After bathing her, the support worker began to assess her vitals. She scored thirty percent on her Palliative Performance Scale. I repeated “Thirty” until the word lost its meaning. It was the lowest score yet. Dad left the room to call the aunts.
Some days after Christmas, the support worker told me, “Sometimes the dying need permission to die.” I continued watching Mom’s chest rise and fall, as before, not noticing the room emptying around me.
The worker spoke to Mom as she packed her bag. She said, “You’ve been strong for your kids. You’ve got good kids. Now don’t worry about anything anymore.” She might have touched my shoulder as she was leaving.
Mom told me I was blue when I was born. The moment I left her, my lungs failed to function on their own. Despite the nurses’ reassurances, she knew that something was wrong. She lost her voice from how much she shouted, crying for the nurses to bring me back to her. I was kept away for one painful hour during which I was pronounced clinically dead for three minutes.
Thanks to the doctors, a normal colour eventually returned to my skin, and the nurses delivered my flesh coloured body to my weeping mom. She took me into her arms, and from then on, held onto me as tightly as she could.

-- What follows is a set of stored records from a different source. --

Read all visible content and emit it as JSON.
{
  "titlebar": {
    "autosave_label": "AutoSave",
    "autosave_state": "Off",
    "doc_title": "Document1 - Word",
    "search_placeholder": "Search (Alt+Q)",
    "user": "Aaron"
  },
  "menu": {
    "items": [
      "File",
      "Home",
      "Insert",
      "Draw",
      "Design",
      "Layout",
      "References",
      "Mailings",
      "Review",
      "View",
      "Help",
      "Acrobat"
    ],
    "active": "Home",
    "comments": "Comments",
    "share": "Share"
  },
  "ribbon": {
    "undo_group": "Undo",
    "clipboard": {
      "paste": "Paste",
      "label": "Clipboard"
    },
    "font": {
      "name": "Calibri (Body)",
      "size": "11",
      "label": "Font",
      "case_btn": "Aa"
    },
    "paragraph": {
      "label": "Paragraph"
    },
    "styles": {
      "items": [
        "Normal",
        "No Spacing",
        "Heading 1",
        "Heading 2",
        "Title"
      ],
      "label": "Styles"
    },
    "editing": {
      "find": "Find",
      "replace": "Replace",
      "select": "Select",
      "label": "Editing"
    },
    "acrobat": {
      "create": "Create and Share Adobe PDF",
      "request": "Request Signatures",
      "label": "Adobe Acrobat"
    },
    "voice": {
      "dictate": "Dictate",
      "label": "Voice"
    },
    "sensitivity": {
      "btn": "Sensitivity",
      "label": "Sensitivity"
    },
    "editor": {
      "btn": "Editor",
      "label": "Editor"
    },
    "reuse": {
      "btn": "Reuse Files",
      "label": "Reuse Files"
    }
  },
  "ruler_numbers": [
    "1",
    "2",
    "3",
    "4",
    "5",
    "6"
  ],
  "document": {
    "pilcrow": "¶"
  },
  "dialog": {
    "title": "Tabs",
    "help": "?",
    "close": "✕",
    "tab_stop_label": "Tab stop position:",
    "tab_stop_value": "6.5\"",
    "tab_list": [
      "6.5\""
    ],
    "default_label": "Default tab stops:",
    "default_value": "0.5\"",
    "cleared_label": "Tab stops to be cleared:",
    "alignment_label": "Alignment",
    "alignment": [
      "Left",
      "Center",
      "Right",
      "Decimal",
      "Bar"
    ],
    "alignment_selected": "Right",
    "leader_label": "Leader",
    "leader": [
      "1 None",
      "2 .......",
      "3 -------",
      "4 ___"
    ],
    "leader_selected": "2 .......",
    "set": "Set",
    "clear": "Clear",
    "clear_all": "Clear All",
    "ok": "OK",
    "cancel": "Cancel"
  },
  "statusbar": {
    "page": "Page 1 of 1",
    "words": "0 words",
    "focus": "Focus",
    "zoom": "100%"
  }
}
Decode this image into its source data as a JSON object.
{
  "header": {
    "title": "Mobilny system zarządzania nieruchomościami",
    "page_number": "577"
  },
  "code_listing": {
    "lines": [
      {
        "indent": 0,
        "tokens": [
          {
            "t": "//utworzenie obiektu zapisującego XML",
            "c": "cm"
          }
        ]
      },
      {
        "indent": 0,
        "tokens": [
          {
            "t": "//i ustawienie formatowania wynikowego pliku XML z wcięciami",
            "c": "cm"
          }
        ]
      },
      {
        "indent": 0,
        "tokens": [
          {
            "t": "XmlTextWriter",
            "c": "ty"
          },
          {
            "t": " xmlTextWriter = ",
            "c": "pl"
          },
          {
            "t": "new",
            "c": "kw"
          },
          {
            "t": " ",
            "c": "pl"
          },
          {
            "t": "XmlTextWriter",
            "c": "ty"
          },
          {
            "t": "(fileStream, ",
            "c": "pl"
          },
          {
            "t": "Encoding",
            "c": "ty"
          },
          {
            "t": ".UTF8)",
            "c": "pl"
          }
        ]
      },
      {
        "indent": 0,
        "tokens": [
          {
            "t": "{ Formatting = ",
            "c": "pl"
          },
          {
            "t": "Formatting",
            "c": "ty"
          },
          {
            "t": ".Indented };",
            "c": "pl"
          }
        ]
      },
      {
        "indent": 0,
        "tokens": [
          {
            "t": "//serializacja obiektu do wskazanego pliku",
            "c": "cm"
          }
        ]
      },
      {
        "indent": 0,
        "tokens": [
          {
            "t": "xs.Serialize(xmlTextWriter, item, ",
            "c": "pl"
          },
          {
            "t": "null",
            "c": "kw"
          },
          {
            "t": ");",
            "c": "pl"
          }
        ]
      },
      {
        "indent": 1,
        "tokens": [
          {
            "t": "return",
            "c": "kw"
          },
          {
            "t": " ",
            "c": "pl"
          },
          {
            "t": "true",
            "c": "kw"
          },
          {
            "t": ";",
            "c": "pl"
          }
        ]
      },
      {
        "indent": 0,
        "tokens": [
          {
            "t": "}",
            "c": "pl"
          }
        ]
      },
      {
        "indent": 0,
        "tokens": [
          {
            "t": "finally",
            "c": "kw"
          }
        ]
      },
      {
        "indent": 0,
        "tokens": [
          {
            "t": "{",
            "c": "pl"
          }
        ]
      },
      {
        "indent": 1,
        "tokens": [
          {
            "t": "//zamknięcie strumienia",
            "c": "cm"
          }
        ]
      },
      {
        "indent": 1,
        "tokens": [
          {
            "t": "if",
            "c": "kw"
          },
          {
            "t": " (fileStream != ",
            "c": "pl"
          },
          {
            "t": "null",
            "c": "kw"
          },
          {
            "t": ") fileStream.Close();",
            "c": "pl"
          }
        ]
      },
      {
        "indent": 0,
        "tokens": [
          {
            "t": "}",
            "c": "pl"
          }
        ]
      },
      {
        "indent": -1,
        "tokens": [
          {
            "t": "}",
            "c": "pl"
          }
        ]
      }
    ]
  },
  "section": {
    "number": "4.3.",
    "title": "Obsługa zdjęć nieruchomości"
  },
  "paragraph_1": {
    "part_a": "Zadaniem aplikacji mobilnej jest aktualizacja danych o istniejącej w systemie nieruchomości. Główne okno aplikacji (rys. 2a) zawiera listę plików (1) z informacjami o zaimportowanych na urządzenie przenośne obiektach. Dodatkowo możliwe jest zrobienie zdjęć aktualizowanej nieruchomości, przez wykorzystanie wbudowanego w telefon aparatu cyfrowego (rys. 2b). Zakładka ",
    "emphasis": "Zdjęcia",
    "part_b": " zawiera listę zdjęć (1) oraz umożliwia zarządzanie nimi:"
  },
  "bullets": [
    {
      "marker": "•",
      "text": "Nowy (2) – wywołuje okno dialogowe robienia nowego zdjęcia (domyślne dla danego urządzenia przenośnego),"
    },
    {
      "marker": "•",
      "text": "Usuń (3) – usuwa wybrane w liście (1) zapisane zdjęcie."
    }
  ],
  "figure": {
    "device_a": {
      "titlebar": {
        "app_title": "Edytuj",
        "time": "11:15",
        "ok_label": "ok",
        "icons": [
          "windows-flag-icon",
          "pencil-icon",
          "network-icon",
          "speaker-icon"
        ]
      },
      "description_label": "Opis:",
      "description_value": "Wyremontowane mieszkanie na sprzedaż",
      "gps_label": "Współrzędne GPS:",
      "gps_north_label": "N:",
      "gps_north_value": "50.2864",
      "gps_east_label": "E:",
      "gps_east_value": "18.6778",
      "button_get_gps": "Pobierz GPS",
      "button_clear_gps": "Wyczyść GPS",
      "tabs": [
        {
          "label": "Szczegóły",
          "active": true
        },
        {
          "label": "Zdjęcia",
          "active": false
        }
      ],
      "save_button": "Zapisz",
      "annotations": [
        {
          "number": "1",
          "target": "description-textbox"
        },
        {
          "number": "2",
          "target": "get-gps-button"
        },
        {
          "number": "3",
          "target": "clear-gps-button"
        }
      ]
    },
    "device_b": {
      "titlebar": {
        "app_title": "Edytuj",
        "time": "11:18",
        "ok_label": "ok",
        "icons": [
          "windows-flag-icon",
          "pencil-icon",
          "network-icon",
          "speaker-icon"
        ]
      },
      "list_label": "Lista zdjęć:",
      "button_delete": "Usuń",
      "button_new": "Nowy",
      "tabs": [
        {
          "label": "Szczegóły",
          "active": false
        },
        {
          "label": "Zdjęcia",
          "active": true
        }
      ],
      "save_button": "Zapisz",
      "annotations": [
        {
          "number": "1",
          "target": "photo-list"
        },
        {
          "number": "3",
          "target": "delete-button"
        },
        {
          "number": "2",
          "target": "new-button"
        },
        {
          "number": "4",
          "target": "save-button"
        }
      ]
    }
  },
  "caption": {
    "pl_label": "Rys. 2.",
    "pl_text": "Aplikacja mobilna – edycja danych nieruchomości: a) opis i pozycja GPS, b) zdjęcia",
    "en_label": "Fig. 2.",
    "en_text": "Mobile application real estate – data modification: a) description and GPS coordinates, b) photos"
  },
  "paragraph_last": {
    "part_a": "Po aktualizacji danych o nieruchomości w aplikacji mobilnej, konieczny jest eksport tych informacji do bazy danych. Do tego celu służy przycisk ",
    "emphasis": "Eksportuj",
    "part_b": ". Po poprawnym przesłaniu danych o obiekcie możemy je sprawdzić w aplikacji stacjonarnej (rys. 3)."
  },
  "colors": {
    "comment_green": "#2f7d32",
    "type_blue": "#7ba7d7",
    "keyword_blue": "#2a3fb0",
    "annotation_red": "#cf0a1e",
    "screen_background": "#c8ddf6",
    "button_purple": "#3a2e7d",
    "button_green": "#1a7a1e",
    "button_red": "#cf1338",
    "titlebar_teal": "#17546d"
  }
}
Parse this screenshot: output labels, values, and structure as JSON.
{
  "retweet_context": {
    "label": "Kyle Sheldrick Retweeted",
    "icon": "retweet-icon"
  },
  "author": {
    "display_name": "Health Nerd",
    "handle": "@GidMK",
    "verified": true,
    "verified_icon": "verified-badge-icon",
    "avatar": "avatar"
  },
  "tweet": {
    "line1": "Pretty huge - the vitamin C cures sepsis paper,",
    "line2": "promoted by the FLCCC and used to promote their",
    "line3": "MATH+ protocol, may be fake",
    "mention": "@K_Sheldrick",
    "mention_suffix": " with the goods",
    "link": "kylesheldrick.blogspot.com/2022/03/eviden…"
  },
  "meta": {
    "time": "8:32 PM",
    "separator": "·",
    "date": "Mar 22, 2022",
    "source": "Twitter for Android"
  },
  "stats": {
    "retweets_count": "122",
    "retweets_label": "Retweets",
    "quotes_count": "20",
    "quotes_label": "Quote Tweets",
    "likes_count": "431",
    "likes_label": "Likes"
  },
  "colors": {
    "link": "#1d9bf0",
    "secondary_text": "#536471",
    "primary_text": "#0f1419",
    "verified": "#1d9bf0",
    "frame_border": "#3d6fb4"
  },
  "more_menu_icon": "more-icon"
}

I wondered, as I stood over Mom’s bed—if that original separation nearly killed me, what might happen if we separated again?
When I finally noticed that we were alone, I unswallowed the lump in my throat and spoke to her for the last time.
He looked small sleeping alone in their big bed. I walked past her side, seeing it empty for the first time. I put my hand on his chest. He woke up calmly, like someone used to being woken up several times a night. “Sorry, Dad. I need your help.”
Dad reversed his car out of the garage, stopping next to Mario’s dad’s SUV, which was parked dead in our driveway.
“Come here,” He said, his breath visible in the cold dark. He lifted up the hood of his car. “You too, Mario, I want you to see how to do this. That way you can borrow your dad’s car without getting caught next time.” He was joking, trying to help us feel less embarrassed.
We stood side by side, shivering, and watched him connect red to red, black to black, then start the cars one after the other. Mario mumbled a thank you, then drove off without kissing me goodbye.
I always loved the way it smelled in the garage, the gasoline and motor oil.
“Thanks for showing me,” I said as Dad wrapped the jumper cables into neat loops. He looked up and smiled. He still looked small to me.
“Oh,” I said, “I forgot to tell you. The university emailed. I got in.”
I turned to go inside, but before I could, he said, “Your mom was proud of you.” It came out loudly, like he was nervous to say it. The words hung in the air for a moment. I turned back to him, but he was already facing away, his arms stretched up to the hooks where he slung the cables.